Selon les investigations entreprises par la cellule de communication de proximité de la commune d’Adekar, en collaboration avec son homologue de Melbou, le constat des violences est amer, le phénomène prenant de l’ampleur. Et les enfants et les femmes payent durement les conséquences de dérives comportementales ou sexuelles d’hommes pervers. Une psychologue exerçant au sein de cette cellule nous explique : «Généralement, on commence par un entretien ordinaire qui traite de l’échec scolaire des enfant ou des angoisses de la mère ou de la fille. Peu a peu, on découvre des préoccupations autres que celle abordées au début de l’entretien : violences sexuelles du père envers la mère ou ses propres filles ; un grand frère qui abuse de sa sœur ou de son petit frère pendant des années sans que les parents le sachent, etc.»
Ces victimes sans souvent sans défense, eu égard au poids des tabous et aux mentalités qui règnent. Et les victimes de violences sexuelles en milieu rural n’entreprennent généralement pas de démarche judiciaire, surtout dans les zones reculées, pour ne pas être confrontées à leur entourage, par ignorance de leurs droits ou tout simplement par manque de moyens financiers pouvant permettre de supporter des frais de justice. «Notre tâche consiste essentiellement à sensibiliser la population et impliquer le mouvement associatif et l’ensemble de la société civile sur ces problèmes. Les psychologues exercent le plus souvent dans l’isolement le plus total. Nous arrivons parfois à constituer des équipes pluridisciplinaires, mais c’est encore insuffisant», nous dit la responsable de l’association. On peut citer également le cas des filles mères après avoir été enlevées par des groupes terroristes et qui disent avoir subi l’enfer dans les maquis. Souvent, quand les parents acceptent de reprendre leur fille, le «rejeton», lui, est par contre abandonné au niveau de la DAS. Il suffit de faire un tour dans les pouponnières pour se rendre compte de ce phénomène. Parfois, ces filles mères optent malheureusement pour le suicide
Le harcèlement sexuel, ce mal pernicieux
On ne peut clore ce dossier sans signaler les harcèlements et abus sexuels que subissent certaines jeunes filles et femmes en milieu professionnel.
Leur bourreau est souvent le responsable hiérarchique, qui utilise la menace de licenciement ou d’autres subterfuges pour obtenir ce qu’il veut.

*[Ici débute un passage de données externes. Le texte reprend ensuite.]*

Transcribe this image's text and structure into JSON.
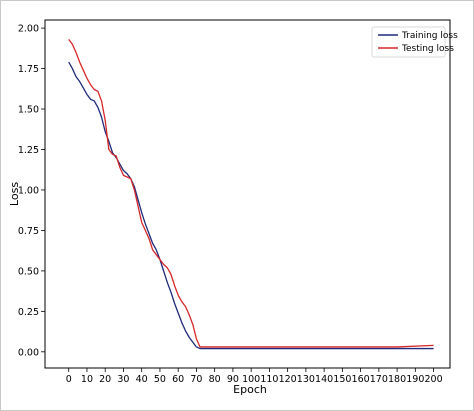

Certaines femmes ont eu le courage d’en parler, grâce à l’association Rachda qui est en train de constituer tout un dossier, avec les témoignages de dizaines de femmes, afin d’entamer des poursuites judicaires à l’encontre des responsables de ces actes ignobles, même s’ils ne sont pas légion. Z. H., 33 ans, nous résume son cas : «Mon patron m’a harcelé durant des mois, ses propositions d’abord sournoises se sont progressivement précisées. Un jour, il m’a remis les clefs d’un appartement où il devait me retrouver ; j’ai refusé mais je ne savais plus quoi faire.